Take a view of the aforesaid seat of learning. The hour is noon. You might take this long house of logs for a chÂlet in the Emmenthal, if it were not for certain plain indications of another climate. There is a hum of bees through a thousand vines and dogwoods. The song of birds has lulled at this hour of heat, except perhaps the wearisome repetition of his double note by the chewink. But this intermission brings out more fully the music of the brook as it murmurs over the pebbles. The “scorpions”—start not, gentle reader at this southern name of the poor lacerta—peep round the gnarled bole of the pine, where the turpentine reflects the burning ray. Two or three switch-tailed horses are tethered in the oasis, ready to carry home double or triple loads of the young academicians. Hats, sunbonnets, and even coats, are hung upon the alder branches. Under the brow of the rock is a row of dinner baskets; and two or three jugs of milk are immersed in the darkest, coolest corner of the spring. Two fiddles and a flute are hid away among the broad leaves of a grape vine that clambers up the bank. All this will be obscure to such as have never gone to an “old-field school.” Inside, the scene is more lively but less idyllic. By counting several who never appeared, I think I made my school to number fifteen, as a maximum. Four or five short wooden forms, with some sloping boards for desks, and a straw-bottomed chair for the master, made up the compliment of furniture; for I scarcely reckon a churn-like vessel at the door, duly toted on the head of a laughing negress, every half-hour, and emptied by two or three gourds with fantastic handles.
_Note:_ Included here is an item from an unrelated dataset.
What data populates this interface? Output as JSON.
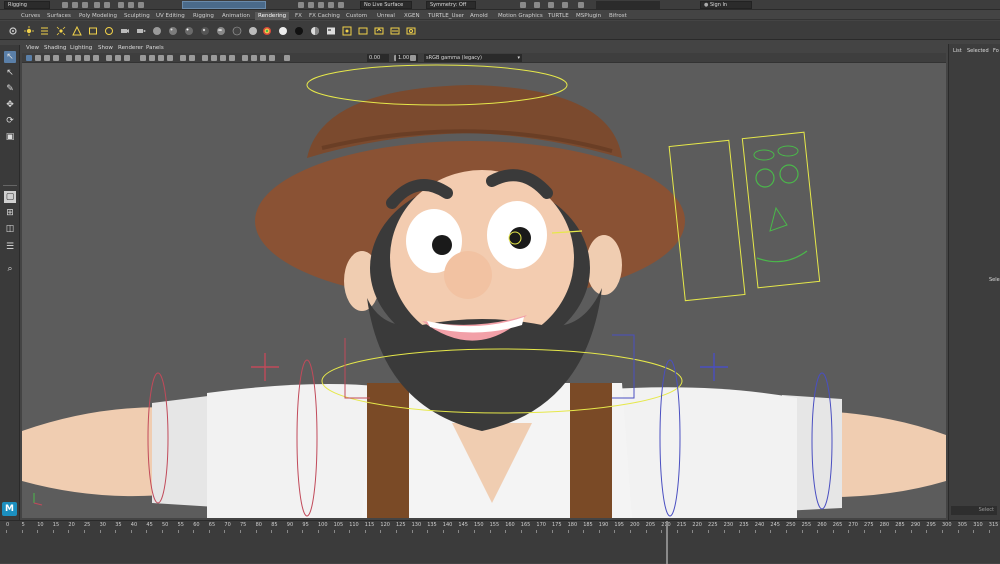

One thing is certain—I was as autocratic as Nicholas or Crusoe. My voice was the sole code of laws and often the text-book. The system was the sic volo, sic jubeo. The hour of beginning was denoted by my clattering up the pebbly path on my black steed, Rhinoceros. This dispersed the squads around the spring, and broke up the concert under the alders. Little Nanny Lee, who was the Jenny Lind of our community, would sometimes carol away after my ferula had given its three knocks; but we soon fell into places. Ours was a loud school. There was no rubric enjoining silence. There was no reading to one’s self. Hark! the grand overture is performed by the simultaneous play of tenore and treble instruments. One piping voice is rehearsing the alphabet and another the “twenty pence is one and eight-pence;” another is reading of one who unrighteously ascended the apple tree and was experimented on by fair words, grass, and other missiles. A croak between boy and man, is galloping over the quadrupedante putrem sonitu; while Mr. Blaney (we always called him Mister,) is in a dignified soliloquy over the trigonometrical survey of a polygonal field, with half-a-score of instruments laid out before him. If my ear serves me, there is a sotto voce addition of uncommanded recitations, concerning cats-cradles, tit-tat-to, and jack-straws.

Scorn not—O ye, who court the muse in Gothic quadrangles, and alcoved libraries, where the light colors your folio through “storied window, richly dight”—scorn not, the lowly lessons of the Red Swamp School-house! Its windows were not all glazed, nor were the crannies of its logs all stopped; but the sun has seldom broken in on brighter faces than some that were radiant in that little company. Though a few were barefoot (how otherwise could they have waded for hours in the rippling stream!) a few were the children of wealth. Among them was one who has since held the ear of a senate. And among them was one—alas, that she should have had me for a master!—who made deeper wounds than she ever knew. But Judith—thou shall not have thy cruelty exposed!